Postgraduate research

It’s viva day

Hello folks. This morning I have my PhD viva, so today is quite a significant day of archaeology for me.

A PhD is a postgraduate research degree that usually takes around three or four years to complete. In my case it has taken seven! (Mostly due to the fact that I have been working throughout that time.) The aim of a PhD is to produce a thesis of around 100,000 words in length that demonstrates the candidate’s ability to undertake independent critical research and makes an original contribution to knowledge in the field. The viva is the means by which PhD candidates and their work are examined. Today it’s my turn to go through this process. I have taken the morning off work (I am a researcher at the Arts Council) to come to the UCL Institute of Archaeology where I undertook my research.

I have been involved in archaeology since the mid 1990s and I came to London to do an undergraduate degree in archaeology in 1999. I haven’t stopped since! Over the years my research has moved from digging holes and examining artefacts to looking at the way in which archaeology connects with people’s everyday lives. My PhD research looked at government policy. Essentially, my thesis attempts to answer the question “why do we have laws that preserve some material remains of the past and not others?”.

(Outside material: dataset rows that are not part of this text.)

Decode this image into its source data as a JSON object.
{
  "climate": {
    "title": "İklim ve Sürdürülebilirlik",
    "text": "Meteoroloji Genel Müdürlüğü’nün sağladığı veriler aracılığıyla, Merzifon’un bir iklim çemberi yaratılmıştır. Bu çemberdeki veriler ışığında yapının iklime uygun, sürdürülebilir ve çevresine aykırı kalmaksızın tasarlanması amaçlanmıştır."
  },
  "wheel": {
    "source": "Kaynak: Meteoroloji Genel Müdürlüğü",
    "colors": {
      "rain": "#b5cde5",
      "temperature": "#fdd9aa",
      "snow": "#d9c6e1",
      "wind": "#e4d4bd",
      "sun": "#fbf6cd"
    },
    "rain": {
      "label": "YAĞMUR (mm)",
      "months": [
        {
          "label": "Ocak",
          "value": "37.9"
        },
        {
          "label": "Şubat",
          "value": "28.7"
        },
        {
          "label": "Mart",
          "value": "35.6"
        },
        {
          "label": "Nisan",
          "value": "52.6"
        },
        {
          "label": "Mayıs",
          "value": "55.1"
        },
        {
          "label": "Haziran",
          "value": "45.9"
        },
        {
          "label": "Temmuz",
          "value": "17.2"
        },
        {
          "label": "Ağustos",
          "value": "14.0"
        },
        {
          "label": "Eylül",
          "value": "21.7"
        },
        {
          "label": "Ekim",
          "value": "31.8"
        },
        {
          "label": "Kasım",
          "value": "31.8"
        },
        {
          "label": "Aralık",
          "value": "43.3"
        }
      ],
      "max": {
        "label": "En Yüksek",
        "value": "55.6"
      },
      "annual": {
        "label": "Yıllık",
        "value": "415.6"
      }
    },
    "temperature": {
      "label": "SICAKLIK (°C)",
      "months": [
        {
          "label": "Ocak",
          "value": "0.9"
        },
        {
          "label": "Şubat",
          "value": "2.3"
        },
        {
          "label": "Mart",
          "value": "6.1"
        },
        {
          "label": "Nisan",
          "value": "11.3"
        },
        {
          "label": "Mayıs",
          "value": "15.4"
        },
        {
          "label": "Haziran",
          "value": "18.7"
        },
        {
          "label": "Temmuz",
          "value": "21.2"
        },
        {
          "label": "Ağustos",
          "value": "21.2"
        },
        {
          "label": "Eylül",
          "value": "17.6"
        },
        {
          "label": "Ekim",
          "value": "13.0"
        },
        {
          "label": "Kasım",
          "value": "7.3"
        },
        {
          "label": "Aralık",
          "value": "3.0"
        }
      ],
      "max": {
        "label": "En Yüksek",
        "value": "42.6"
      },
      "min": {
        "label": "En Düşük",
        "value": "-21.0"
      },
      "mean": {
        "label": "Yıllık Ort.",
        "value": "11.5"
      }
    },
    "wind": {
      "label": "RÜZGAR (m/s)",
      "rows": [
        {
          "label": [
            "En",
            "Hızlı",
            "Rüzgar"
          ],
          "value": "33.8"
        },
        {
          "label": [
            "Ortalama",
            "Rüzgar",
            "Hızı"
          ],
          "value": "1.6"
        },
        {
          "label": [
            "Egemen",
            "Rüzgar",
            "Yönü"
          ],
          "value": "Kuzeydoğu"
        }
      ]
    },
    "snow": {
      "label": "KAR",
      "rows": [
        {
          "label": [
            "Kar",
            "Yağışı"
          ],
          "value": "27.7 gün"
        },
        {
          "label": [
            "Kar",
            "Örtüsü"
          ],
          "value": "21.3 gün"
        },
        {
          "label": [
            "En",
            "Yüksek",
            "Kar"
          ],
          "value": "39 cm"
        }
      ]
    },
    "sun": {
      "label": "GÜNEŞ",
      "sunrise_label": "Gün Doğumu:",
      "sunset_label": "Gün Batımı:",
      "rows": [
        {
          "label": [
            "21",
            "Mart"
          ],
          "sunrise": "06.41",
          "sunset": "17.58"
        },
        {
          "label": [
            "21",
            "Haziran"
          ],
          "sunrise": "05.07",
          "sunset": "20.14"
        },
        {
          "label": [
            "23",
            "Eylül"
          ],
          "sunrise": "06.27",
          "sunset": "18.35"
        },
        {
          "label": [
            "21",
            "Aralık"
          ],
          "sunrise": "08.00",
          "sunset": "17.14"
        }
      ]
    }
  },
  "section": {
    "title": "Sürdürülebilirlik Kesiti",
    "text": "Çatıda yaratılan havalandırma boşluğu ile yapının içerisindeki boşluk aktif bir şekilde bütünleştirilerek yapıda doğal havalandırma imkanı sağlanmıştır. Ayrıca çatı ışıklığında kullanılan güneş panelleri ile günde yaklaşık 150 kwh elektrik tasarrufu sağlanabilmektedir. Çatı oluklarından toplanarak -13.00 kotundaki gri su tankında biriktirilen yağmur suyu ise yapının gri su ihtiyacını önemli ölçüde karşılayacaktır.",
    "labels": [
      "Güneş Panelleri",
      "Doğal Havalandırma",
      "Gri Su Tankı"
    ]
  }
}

The viva is at 10am and should last around an hour. There will be four people in the room: two examiners, my PhD supervisor and myself. I will have to defend the method, theory and findings in my research. The best kind of viva is a stimulating and challenging discussion between three researchers (the supervisor has to keep quiet!); the worst is an aggressive demolition of a new researcher by two senior academics with egos and reputations to protect. I expect that most vivas tend to resemble the former rather than the latter.

I will post again at lunchtime to let you know how I get on. Fingers crossed!